You will notice that nowhere, again, in this section is it required to include in the Ordinance a “but for” determination (finding of Developer disinterest).  Even more shockingly, we are given an all new “test”: whether the development contemplated will “significantly enhance the value of all the taxable real property in the zone and will be of general benefit to the municipality or county”, a reality no one is contesting when it comes to the development plans for the SCWFD.  Finally, notice the strange special treatment the petition option is given.
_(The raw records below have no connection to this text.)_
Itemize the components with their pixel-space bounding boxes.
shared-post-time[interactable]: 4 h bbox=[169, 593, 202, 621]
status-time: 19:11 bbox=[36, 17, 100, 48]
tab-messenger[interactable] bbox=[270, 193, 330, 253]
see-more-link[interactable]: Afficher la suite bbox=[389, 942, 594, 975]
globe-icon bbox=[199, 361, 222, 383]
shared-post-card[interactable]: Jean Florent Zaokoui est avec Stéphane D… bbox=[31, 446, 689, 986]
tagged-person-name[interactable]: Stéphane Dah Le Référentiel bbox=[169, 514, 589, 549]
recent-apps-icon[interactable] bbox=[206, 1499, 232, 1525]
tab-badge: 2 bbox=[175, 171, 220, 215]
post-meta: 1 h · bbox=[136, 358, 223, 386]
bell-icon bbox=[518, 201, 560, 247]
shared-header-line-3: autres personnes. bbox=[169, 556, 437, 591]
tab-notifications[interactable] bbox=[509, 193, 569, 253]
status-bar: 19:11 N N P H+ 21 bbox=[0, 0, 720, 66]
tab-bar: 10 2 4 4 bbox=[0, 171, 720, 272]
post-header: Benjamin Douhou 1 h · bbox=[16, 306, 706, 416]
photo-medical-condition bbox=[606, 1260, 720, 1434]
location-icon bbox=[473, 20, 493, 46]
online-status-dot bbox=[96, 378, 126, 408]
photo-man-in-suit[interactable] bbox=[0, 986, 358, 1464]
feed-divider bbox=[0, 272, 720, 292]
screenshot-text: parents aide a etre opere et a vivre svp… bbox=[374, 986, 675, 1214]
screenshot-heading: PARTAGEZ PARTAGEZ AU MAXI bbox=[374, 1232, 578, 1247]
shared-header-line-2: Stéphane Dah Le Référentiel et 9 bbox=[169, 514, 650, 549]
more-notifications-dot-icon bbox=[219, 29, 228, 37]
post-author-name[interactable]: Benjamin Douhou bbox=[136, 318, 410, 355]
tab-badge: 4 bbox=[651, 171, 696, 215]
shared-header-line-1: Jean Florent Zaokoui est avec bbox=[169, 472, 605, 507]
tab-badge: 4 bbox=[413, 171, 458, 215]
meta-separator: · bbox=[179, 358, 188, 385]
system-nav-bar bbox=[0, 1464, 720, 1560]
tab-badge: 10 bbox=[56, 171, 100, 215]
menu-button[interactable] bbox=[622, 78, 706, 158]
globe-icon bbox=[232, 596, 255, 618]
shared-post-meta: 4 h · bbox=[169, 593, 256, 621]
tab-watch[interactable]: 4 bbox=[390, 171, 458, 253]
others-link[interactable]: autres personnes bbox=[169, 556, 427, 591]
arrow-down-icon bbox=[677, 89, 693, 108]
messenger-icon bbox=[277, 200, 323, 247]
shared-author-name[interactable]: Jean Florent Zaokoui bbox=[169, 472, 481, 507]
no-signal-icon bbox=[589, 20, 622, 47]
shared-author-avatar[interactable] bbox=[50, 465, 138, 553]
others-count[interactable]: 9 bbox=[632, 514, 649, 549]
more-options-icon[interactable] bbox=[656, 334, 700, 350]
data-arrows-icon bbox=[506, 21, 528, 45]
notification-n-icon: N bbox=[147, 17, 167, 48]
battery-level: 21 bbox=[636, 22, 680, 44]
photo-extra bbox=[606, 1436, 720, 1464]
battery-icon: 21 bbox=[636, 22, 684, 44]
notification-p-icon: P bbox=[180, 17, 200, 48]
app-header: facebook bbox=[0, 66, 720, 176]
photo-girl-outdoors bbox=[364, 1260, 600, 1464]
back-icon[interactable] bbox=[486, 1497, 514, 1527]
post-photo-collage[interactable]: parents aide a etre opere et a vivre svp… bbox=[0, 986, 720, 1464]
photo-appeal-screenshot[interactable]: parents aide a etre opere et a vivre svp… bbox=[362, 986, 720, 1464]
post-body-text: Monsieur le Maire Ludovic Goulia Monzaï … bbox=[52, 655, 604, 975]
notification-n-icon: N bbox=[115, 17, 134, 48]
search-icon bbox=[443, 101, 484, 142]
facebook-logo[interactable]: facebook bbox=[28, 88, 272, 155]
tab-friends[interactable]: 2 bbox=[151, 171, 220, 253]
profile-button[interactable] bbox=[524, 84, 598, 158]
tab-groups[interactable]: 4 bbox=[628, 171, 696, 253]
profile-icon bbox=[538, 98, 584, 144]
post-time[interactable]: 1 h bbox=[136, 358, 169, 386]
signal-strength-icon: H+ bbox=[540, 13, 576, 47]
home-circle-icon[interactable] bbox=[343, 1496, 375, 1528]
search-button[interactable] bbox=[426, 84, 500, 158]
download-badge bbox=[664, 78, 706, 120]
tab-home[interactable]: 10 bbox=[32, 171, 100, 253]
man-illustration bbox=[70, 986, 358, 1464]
So, to recap: we have the grammatic ambiguity of the “but for” half-sentence; we have the vanishing of it from anywhere else in the bill, including a no-show in the Criteria section; we have criteria that only partially relate to a finding of developer disinterest, together with ones that seemingly have no connection to it; and then we have a detailed listing of what should be in the Ordinance that again excludes any mention of developer disinterest, and which seemingly sets up an all new, lower threshold, test.

Now consider the entire section with the B) grammatical interpretation. To paraphrase: “A City may (decide to) designate an area a TIRZ to stimulate development if it determines development is otherwise unlikely to occur.”  Under this interpretation the “but for” test becomes merely an explanation of why the Legislature is granting this tax sequestering power, that was previously ruled unconstitutional, to cities.  It’s encouraging its use for this purpose, without shackling the City’s flexibility.  And it’s placing this in the Procedural section, alongside binary rules such as holding public meetings and giving proper notice. The section then proceeds to lay out rules the city must follow in order to use the TIRZ tool, but not strictly along the lines of a determination of developer disinterest. Instead, they are more flexible rules, that track generally with the “but for” concept, but which clearly allow for some leeway and flexibility.  Section 311 is now logically coherent, using this interpretation. And the SCWF-TIRZ Ordinance is compliant.